China's premier Li Keqiang is traveling to Russia for a regular meeting of the two countries' heads of government. Since the visit was first announced in April, Russia's geopolitical and geo-economic situation has changed profoundly, making its relationship with Beijing even more important. While the presidents of the two countries deal with broader strategic issues, it has been up to Li and the Russian Prime Minister Dmitry Medvedev to fill the relationship with substantive economic content. [Special coverage]
In response to the Western sanctions imposed on Russia as a result of the Ukraine crisis, quite a few commentators have raised the idea of Russia pivoting away from Europe and the West toward Asia, particularly China. The spectacular gas deal signed during Russian President Vladimir Putin's trip to Shanghai in May 2014 was compared in its geopolitical significance with the Soviet-West Germany 1970 "gas for pipes" agreement which introduced Russian gas to Western Europe.
The short-lived refusal by Visa and MasterCard to service credit cards issued by a couple of sanctioned Russian banks has led the Russian government to decide on creating a national electronic payments system, similar to China's Union Pay. The near-impossibility for Russian companies to raise money in the West has evoked hopes that Hong Kong can replace London as the main financial center serving Russian needs. Present-day China is viewed in Moscow as a potential source of investment and even some advanced technologies.
China is a major economy refusing to follow the US' lead and impose sanctions against Russia. China is a market for Russian energy exports. Chinese investments in Russia can certainly grow from the current very low level, and China can provide Russia with some oil drilling equipment and infrastructure development, such as highways and high-speed rail connections. The two governments have agreed to raise the two-way trade volume from about $90 billion last year to $100 billion in 2015 and $200 billion by 2020. There are truly excellent prospects for Sino-Russian economic cooperation.
Yet, none of that will be easy, or happen automatically. The Chinese economy is slowing, which has also brought down the price of oil, a factor of central importance to Russia. Major Chinese banks, with their close links to the US financial market, are not willing to lend to those Russians who find themselves under Western sanctions. In any event, borrowing costs in China are significantly higher than in Europe. To implement the ambitious agenda for expanding economic ties, Chinese and Russian business leaders need to get to know the partner country so much better.

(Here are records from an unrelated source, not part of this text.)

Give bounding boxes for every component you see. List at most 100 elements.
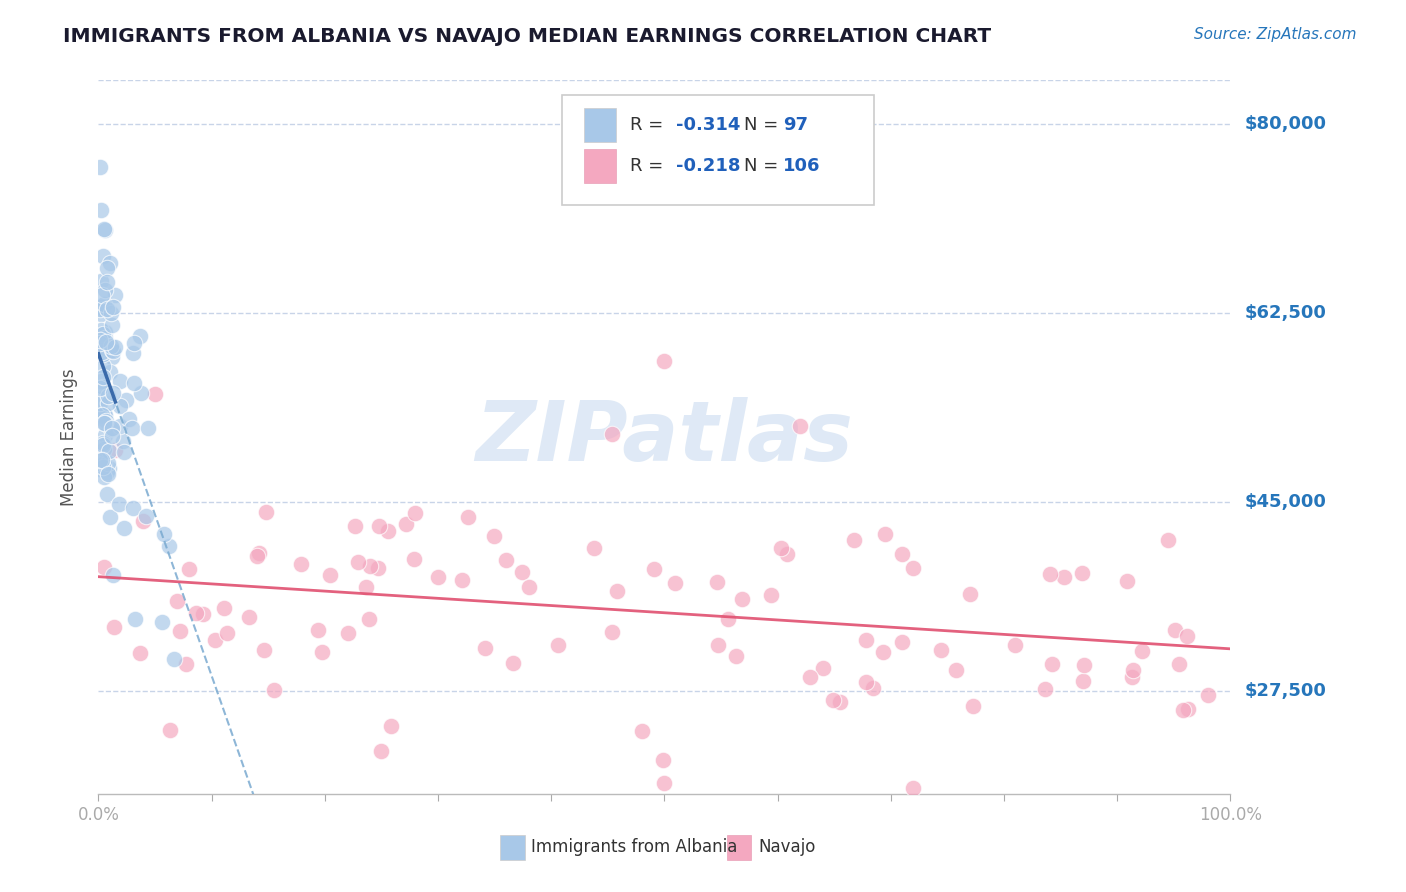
Point bbox=[101, 300, 124, 314]
Point bbox=[93, 326, 115, 340]
Point bbox=[770, 541, 793, 555]
Point bbox=[97, 456, 120, 470]
Point bbox=[89, 452, 111, 467]
Point bbox=[91, 379, 114, 393]
Point bbox=[962, 698, 984, 713]
Point bbox=[136, 421, 159, 435]
Point bbox=[93, 442, 115, 456]
Text: $27,500: $27,500 bbox=[1244, 682, 1326, 700]
FancyBboxPatch shape bbox=[562, 95, 873, 205]
Point bbox=[97, 396, 120, 410]
Point bbox=[1173, 703, 1195, 717]
Point bbox=[246, 549, 269, 563]
Point bbox=[91, 249, 114, 263]
Point bbox=[93, 470, 115, 484]
FancyBboxPatch shape bbox=[583, 108, 616, 143]
Point bbox=[114, 393, 136, 408]
Text: $62,500: $62,500 bbox=[1244, 304, 1326, 322]
FancyBboxPatch shape bbox=[727, 835, 751, 860]
Point bbox=[93, 560, 115, 574]
Point bbox=[90, 306, 112, 320]
Point bbox=[253, 643, 276, 657]
Point bbox=[104, 288, 127, 302]
Point bbox=[184, 606, 207, 620]
Point bbox=[90, 274, 112, 288]
Point bbox=[93, 331, 115, 345]
Point bbox=[91, 347, 114, 361]
Point bbox=[903, 781, 925, 796]
Point bbox=[94, 342, 117, 356]
Point bbox=[96, 301, 118, 316]
Point bbox=[94, 416, 117, 430]
Point bbox=[367, 560, 389, 574]
Point bbox=[1033, 681, 1056, 696]
Point bbox=[1164, 623, 1187, 637]
Point bbox=[380, 719, 402, 733]
Point bbox=[135, 508, 157, 523]
Point bbox=[94, 428, 117, 442]
Point bbox=[451, 573, 474, 587]
Point bbox=[457, 509, 479, 524]
Point bbox=[945, 663, 967, 677]
FancyBboxPatch shape bbox=[583, 149, 616, 183]
Point bbox=[96, 465, 118, 479]
Point bbox=[191, 607, 214, 621]
Point bbox=[263, 683, 285, 698]
Point bbox=[90, 453, 112, 467]
Point bbox=[101, 343, 124, 357]
Point bbox=[96, 487, 118, 501]
Point bbox=[98, 255, 121, 269]
Point bbox=[319, 567, 342, 582]
Point bbox=[1073, 658, 1095, 673]
Point bbox=[821, 693, 844, 707]
Point bbox=[101, 429, 124, 443]
Point bbox=[89, 392, 111, 406]
Point bbox=[404, 507, 426, 521]
Point bbox=[643, 562, 665, 576]
Point bbox=[1122, 663, 1144, 677]
Point bbox=[177, 561, 200, 575]
Point bbox=[104, 340, 127, 354]
Point bbox=[1167, 657, 1189, 671]
Point bbox=[724, 649, 747, 664]
Point bbox=[103, 343, 125, 358]
Point bbox=[855, 633, 877, 648]
Point bbox=[344, 519, 367, 533]
Y-axis label: Median Earnings: Median Earnings bbox=[59, 368, 77, 506]
Point bbox=[101, 421, 124, 435]
Point bbox=[1070, 566, 1092, 581]
Point bbox=[121, 501, 143, 516]
Point bbox=[93, 456, 115, 470]
Point bbox=[118, 411, 141, 425]
Point bbox=[94, 284, 117, 298]
Point bbox=[730, 592, 752, 607]
Point bbox=[395, 516, 418, 531]
Point bbox=[359, 558, 381, 573]
Point bbox=[290, 558, 312, 572]
Point bbox=[311, 645, 333, 659]
Text: Source: ZipAtlas.com: Source: ZipAtlas.com bbox=[1194, 27, 1357, 42]
Point bbox=[929, 642, 952, 657]
Text: -0.314: -0.314 bbox=[676, 116, 740, 134]
Point bbox=[96, 389, 118, 403]
Text: ZIPatlas: ZIPatlas bbox=[475, 397, 853, 477]
Point bbox=[104, 443, 127, 458]
Point bbox=[368, 518, 391, 533]
Point bbox=[91, 326, 114, 341]
Point bbox=[377, 524, 399, 539]
Point bbox=[890, 547, 912, 561]
Point bbox=[652, 354, 676, 368]
Point bbox=[582, 541, 605, 555]
Point bbox=[370, 744, 392, 758]
Point bbox=[97, 467, 120, 481]
Point bbox=[100, 339, 122, 353]
Text: Immigrants from Albania: Immigrants from Albania bbox=[531, 838, 737, 856]
Point bbox=[89, 333, 111, 347]
Point bbox=[1197, 688, 1219, 702]
Point bbox=[891, 635, 914, 649]
Point bbox=[128, 646, 150, 660]
Point bbox=[93, 296, 115, 310]
Text: N =: N = bbox=[744, 157, 783, 175]
Point bbox=[1177, 702, 1199, 716]
Point bbox=[347, 556, 370, 570]
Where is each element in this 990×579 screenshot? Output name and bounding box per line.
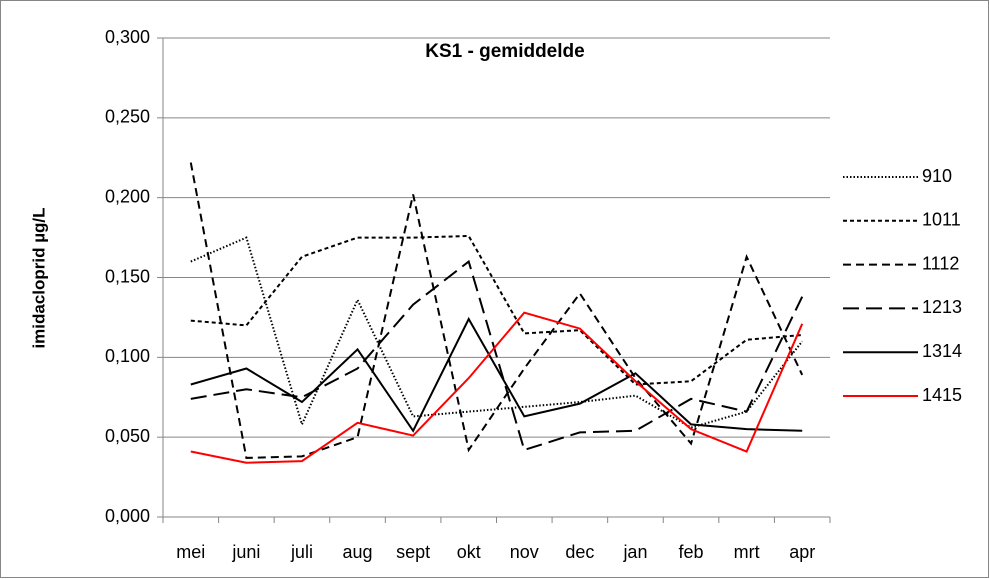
legend-label: 1314 <box>922 341 962 361</box>
x-tick-label: okt <box>457 542 481 562</box>
y-tick-label: 0,250 <box>105 107 150 127</box>
legend-label: 1112 <box>922 253 959 273</box>
series-line <box>190 311 804 464</box>
legend-label: 1415 <box>922 385 962 405</box>
legend-label: 1011 <box>922 210 961 230</box>
y-tick-label: 0,050 <box>105 426 150 446</box>
x-tick-label: mrt <box>734 542 760 562</box>
chart-title: KS1 - gemiddelde <box>425 41 584 62</box>
x-tick-label: nov <box>510 542 539 562</box>
y-axis-label: imidacloprid µg/L <box>29 207 48 348</box>
series-line <box>190 316 803 433</box>
y-tick-label: 0,100 <box>105 346 150 366</box>
x-tick-label: mei <box>176 542 205 562</box>
x-tick-label: juni <box>231 542 260 562</box>
y-tick-label: 0,150 <box>105 266 150 286</box>
x-tick-label: sept <box>396 542 430 562</box>
y-tick-label: 0,300 <box>105 27 150 47</box>
y-tick-label: 0,000 <box>105 506 150 526</box>
y-tick-label: 0,200 <box>105 186 150 206</box>
x-tick-label: feb <box>679 542 704 562</box>
x-tick-label: apr <box>789 542 815 562</box>
x-tick-label: dec <box>565 542 594 562</box>
legend-label: 910 <box>922 166 952 186</box>
x-tick-label: jan <box>622 542 647 562</box>
x-tick-label: aug <box>343 542 373 562</box>
series-line <box>190 234 803 386</box>
x-tick-label: juli <box>290 542 313 562</box>
legend-label: 1213 <box>922 297 962 317</box>
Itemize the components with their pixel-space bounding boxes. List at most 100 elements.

Russians need to do a thorough research of the opportunities that exist in the Chinese market. They need to better understand the Chinese culture, and not only that of business operations. They need to raise a cohort of modern China experts, well-versed in the language and the ways of the land. This will probably require many years of a sustained and purposeful effort, which will not pay off immediately. High-level meetings are vital to create momentum and sustain it, but the going itself will have to be the work of the two peoples.
The China connection will not turn Russia into an Asian country. It will remain what it has always been: an Eastern European civilization, spanning northern Eurasia from the Baltic to the Pacific. The present crisis in Russia's relations with the West will eventually be resolved, and a new equilibrium in relations will be created, depending on the outcome of the current rivalry. In any event, Russia will doubtless maintain close economic, but also cultural ties with the European Union. Even though China, since 2009, has been Russia's leading trading partner, the combined trade between Russia and the EU is several times bigger than the Sino-Russian exchanges.
Rather than "replacing" Europe with China in its foreign policy universe, Russia would be wise to develop its relations with China closer to the level of the very thick ties which link it to its European neighbors. If the Western sanctions help Russians to take a closer look at China, and to see opportunities in the east, it will be one good thing that they will have accomplished.
The author, Dmitri Trenin, is director of the Carnegie Moscow Center.